Day -2 Shipping and Humidity

Hello Sports Fans....

We arrived in Singapore after an 18-hour non-stop flight from Los Angeles; the longest commercial route that United Airlines operates. Given the time zone changes, you land two days after you start.

First, the car:

It arrived a week earlier than we did. We retrieved it today from the bonded warehouse. Car arrived in good shape, but wouldn't start. Brant, my co-driver, fixed the problem with a very technical maneuver; he hit the starter with a swift blow from a hammer. Magic; it started like a charm. A little W-D40 in the bushings to remove the squeaks and we're ready to begin our 8,500 km journey through Southeast Asia. Tomorrow we sign on and get our instructions, route books and a lecture on what can go wrong. Our car will be inspected for road worthiness and safety equipment. The following day, Sunday, we will begin early, headed north to Malaysia.

About half of the crews doing this Road to Saigon are friends from previous rallies and we have enjoyed seeing old friends. Tonight we are all scheduled to meet in the hotel bar before dinner and we will get a chance to catch up on each other's lives.

Second, some early observations:

Looking out my Joel window at a few of the hundreds
of ships awaiting cargo in the Port of Singapore
When you arrive in Singapore by air you cannot but notice the enormity of the port. There are literally hundreds of very large ships waiting outside the port to either load or unload their cargo; many of them are oil tankers. The Port of Singapore was, until recently, the largest port in the world (that title now belongs to the Port of Shanghai, which is the main sea connection for 1.3B people). In fact the Port of Singapore is one of the driving economic factors that has turned Singapore into an Asian Tiger. Its strategic location has always made it the crossroads between East and West. Traffic from the West (the Indian subcontinent, the Middle East and Europe via the Suez Canal) and traffic from the East (China, Japan and the West Coast of North America) meet in Singapore to trans-ship their goods.
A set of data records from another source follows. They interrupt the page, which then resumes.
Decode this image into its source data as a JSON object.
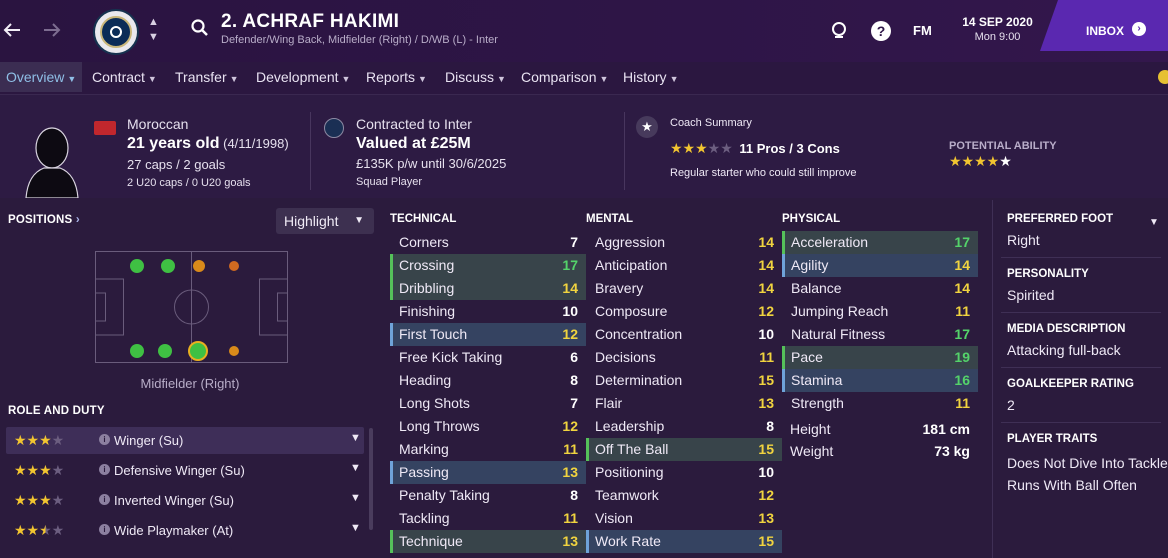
{
  "header": {
    "player_name": "2. ACHRAF HAKIMI",
    "player_positions": "Defender/Wing Back, Midfielder (Right) / D/WB (L) - Inter",
    "fm_label": "FM",
    "date": "14 SEP 2020",
    "time": "Mon 9:00",
    "inbox_label": "INBOX"
  },
  "tabs": [
    "Overview",
    "Contract",
    "Transfer",
    "Development",
    "Reports",
    "Discuss",
    "Comparison",
    "History"
  ],
  "info": {
    "nationality": "Moroccan",
    "age": "21 years old",
    "dob": "(4/11/1998)",
    "caps": "27 caps / 2 goals",
    "u20_caps": "2 U20 caps / 0 U20 goals",
    "contracted_to": "Contracted to Inter",
    "valued_at": "Valued at £25M",
    "wage": "£135K p/w until 30/6/2025",
    "squad_status": "Squad Player",
    "coach_summary_title": "Coach Summary",
    "pros_cons": "11 Pros / 3 Cons",
    "coach_comment": "Regular starter who could still improve",
    "coach_stars": 3,
    "potential_title": "POTENTIAL ABILITY",
    "potential_stars": 4.5
  },
  "left": {
    "positions_title": "POSITIONS",
    "highlight_label": "Highlight",
    "position_label": "Midfielder (Right)",
    "role_title": "ROLE AND DUTY",
    "roles": [
      {
        "name": "Winger (Su)",
        "stars": 3
      },
      {
        "name": "Defensive Winger (Su)",
        "stars": 3
      },
      {
        "name": "Inverted Winger (Su)",
        "stars": 3
      },
      {
        "name": "Wide Playmaker (At)",
        "stars": 2.5
      }
    ]
  },
  "attributes": {
    "technical_title": "TECHNICAL",
    "mental_title": "MENTAL",
    "physical_title": "PHYSICAL",
    "technical": [
      {
        "name": "Corners",
        "value": "7",
        "hl": ""
      },
      {
        "name": "Crossing",
        "value": "17",
        "hl": "g"
      },
      {
        "name": "Dribbling",
        "value": "14",
        "hl": "g"
      },
      {
        "name": "Finishing",
        "value": "10",
        "hl": ""
      },
      {
        "name": "First Touch",
        "value": "12",
        "hl": "b"
      },
      {
        "name": "Free Kick Taking",
        "value": "6",
        "hl": ""
      },
      {
        "name": "Heading",
        "value": "8",
        "hl": ""
      },
      {
        "name": "Long Shots",
        "value": "7",
        "hl": ""
      },
      {
        "name": "Long Throws",
        "value": "12",
        "hl": ""
      },
      {
        "name": "Marking",
        "value": "11",
        "hl": ""
      },
      {
        "name": "Passing",
        "value": "13",
        "hl": "b"
      },
      {
        "name": "Penalty Taking",
        "value": "8",
        "hl": ""
      },
      {
        "name": "Tackling",
        "value": "11",
        "hl": ""
      },
      {
        "name": "Technique",
        "value": "13",
        "hl": "g"
      }
    ],
    "mental": [
      {
        "name": "Aggression",
        "value": "14",
        "hl": ""
      },
      {
        "name": "Anticipation",
        "value": "14",
        "hl": ""
      },
      {
        "name": "Bravery",
        "value": "14",
        "hl": ""
      },
      {
        "name": "Composure",
        "value": "12",
        "hl": ""
      },
      {
        "name": "Concentration",
        "value": "10",
        "hl": ""
      },
      {
        "name": "Decisions",
        "value": "11",
        "hl": ""
      },
      {
        "name": "Determination",
        "value": "15",
        "hl": ""
      },
      {
        "name": "Flair",
        "value": "13",
        "hl": ""
      },
      {
        "name": "Leadership",
        "value": "8",
        "hl": ""
      },
      {
        "name": "Off The Ball",
        "value": "15",
        "hl": "g"
      },
      {
        "name": "Positioning",
        "value": "10",
        "hl": ""
      },
      {
        "name": "Teamwork",
        "value": "12",
        "hl": ""
      },
      {
        "name": "Vision",
        "value": "13",
        "hl": ""
      },
      {
        "name": "Work Rate",
        "value": "15",
        "hl": "b"
      }
    ],
    "physical": [
      {
        "name": "Acceleration",
        "value": "17",
        "hl": "g"
      },
      {
        "name": "Agility",
        "value": "14",
        "hl": "b"
      },
      {
        "name": "Balance",
        "value": "14",
        "hl": ""
      },
      {
        "name": "Jumping Reach",
        "value": "11",
        "hl": ""
      },
      {
        "name": "Natural Fitness",
        "value": "17",
        "hl": ""
      },
      {
        "name": "Pace",
        "value": "19",
        "hl": "g"
      },
      {
        "name": "Stamina",
        "value": "16",
        "hl": "b"
      },
      {
        "name": "Strength",
        "value": "11",
        "hl": ""
      }
    ],
    "height_label": "Height",
    "height": "181 cm",
    "weight_label": "Weight",
    "weight": "73 kg"
  },
  "right": {
    "foot_title": "PREFERRED FOOT",
    "foot": "Right",
    "personality_title": "PERSONALITY",
    "personality": "Spirited",
    "media_title": "MEDIA DESCRIPTION",
    "media": "Attacking full-back",
    "gk_title": "GOALKEEPER RATING",
    "gk": "2",
    "traits_title": "PLAYER TRAITS",
    "traits": [
      "Does Not Dive Into Tackles",
      "Runs With Ball Often"
    ]
  },
  "colors": {
    "accent": "#5a28b0",
    "star": "#f2c530",
    "green": "#54d36a",
    "yellow": "#f1d43f"
  }
}
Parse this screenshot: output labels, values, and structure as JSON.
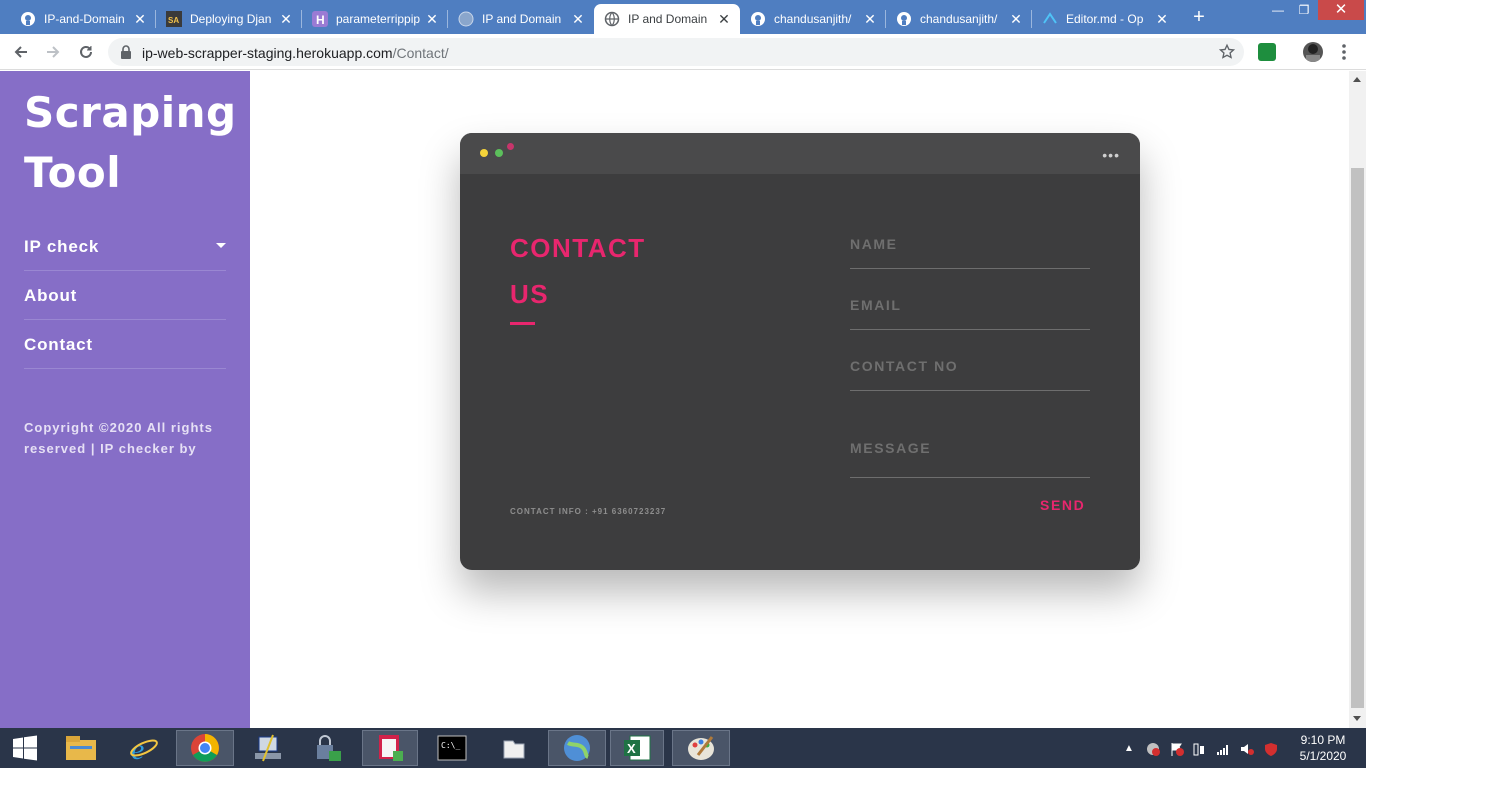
{
  "browser": {
    "tabs": [
      {
        "title": "IP-and-Domain",
        "favicon": "github-icon",
        "active": false
      },
      {
        "title": "Deploying Djan",
        "favicon": "sa-icon",
        "active": false
      },
      {
        "title": "parameterrippip",
        "favicon": "heroku-icon",
        "active": false
      },
      {
        "title": "IP and Domain",
        "favicon": "globe-icon",
        "active": false
      },
      {
        "title": "IP and Domain",
        "favicon": "globe-icon",
        "active": true
      },
      {
        "title": "chandusanjith/",
        "favicon": "github-icon",
        "active": false
      },
      {
        "title": "chandusanjith/",
        "favicon": "github-icon",
        "active": false
      },
      {
        "title": "Editor.md - Op",
        "favicon": "editor-icon",
        "active": false
      }
    ],
    "new_tab_label": "+",
    "address": {
      "host": "ip-web-scrapper-staging.herokuapp.com",
      "path": "/Contact/"
    }
  },
  "sidebar": {
    "brand_line1": "Scraping",
    "brand_line2": "Tool",
    "items": [
      {
        "label": "IP check",
        "has_dropdown": true
      },
      {
        "label": "About"
      },
      {
        "label": "Contact"
      }
    ],
    "copyright": "Copyright ©2020 All rights reserved | IP checker by"
  },
  "contact": {
    "heading_line1": "CONTACT",
    "heading_line2": "US",
    "info": "CONTACT INFO : +91 6360723237",
    "fields": {
      "name_placeholder": "NAME",
      "email_placeholder": "EMAIL",
      "contact_no_placeholder": "CONTACT NO",
      "message_placeholder": "MESSAGE"
    },
    "send_label": "SEND",
    "window_dots": [
      "#f5d43a",
      "#5cc05c",
      "#c7356b"
    ]
  },
  "taskbar": {
    "apps": [
      "windows-start-icon",
      "file-explorer-icon",
      "internet-explorer-icon",
      "chrome-icon",
      "network-tool-icon",
      "security-tool-icon",
      "notepad-add-icon",
      "command-prompt-icon",
      "folder-icon",
      "globe-app-icon",
      "excel-icon",
      "paint-icon"
    ],
    "time": "9:10 PM",
    "date": "5/1/2020"
  },
  "colors": {
    "accent": "#e8266e",
    "sidebar": "#866ec7",
    "card": "#3d3d3e",
    "tabstrip": "#4f7ec1"
  }
}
It is a bevy of activity 24-hours a day......and it provides a substantial portion of the revenues collected by the Singaporean Government.

Even during the time of the British Empire, Singapore was the headquarters of the least the part that was East of Suez. That is why it was a key target of the Japanese during the early days of WW II. They captured Singapore, rather easily, and by doing so deprived Britain of all the materials it extracted from Asia, especially raw materials like petroleum and rubber, diminishing their ability to wage war. More about war when we get further north along the Malaysian Peninsula.

The independent city-state of Singapore has used its port revenues wisely. It has built a modern, clean, highly educated country that mixes the new with the historical. Its high-rise office buildings and condos (one more spectacular than the next), efficient public transportation and beautiful gardens make Singapore a very pleasant place to live. There are about 5M people living here, including many ex-pats representing all sorts of global businesses.

One thing that takes a bit of getting used to is the humidity. Singapore is located one degree north of the Equator and surrounded on three sides by ocean. The result is that it is always humid. We are here today at the end of the Monsoon Season and it seems to rain hard every afternoon for a couple of hours. Locals say it gets better as Spring arrives, but I have my doubts.

The plants are beautiful and some are exotic, but if you have to move around outside in one of the daily downpours, it can be a little complicated.

Talking about plants, tomorrow I plan to visit the elaborate Botanic Gardens. They have a large orchid exhibit and since I've just started orchid growing as a hobby, I'm anxious to see the exhibit.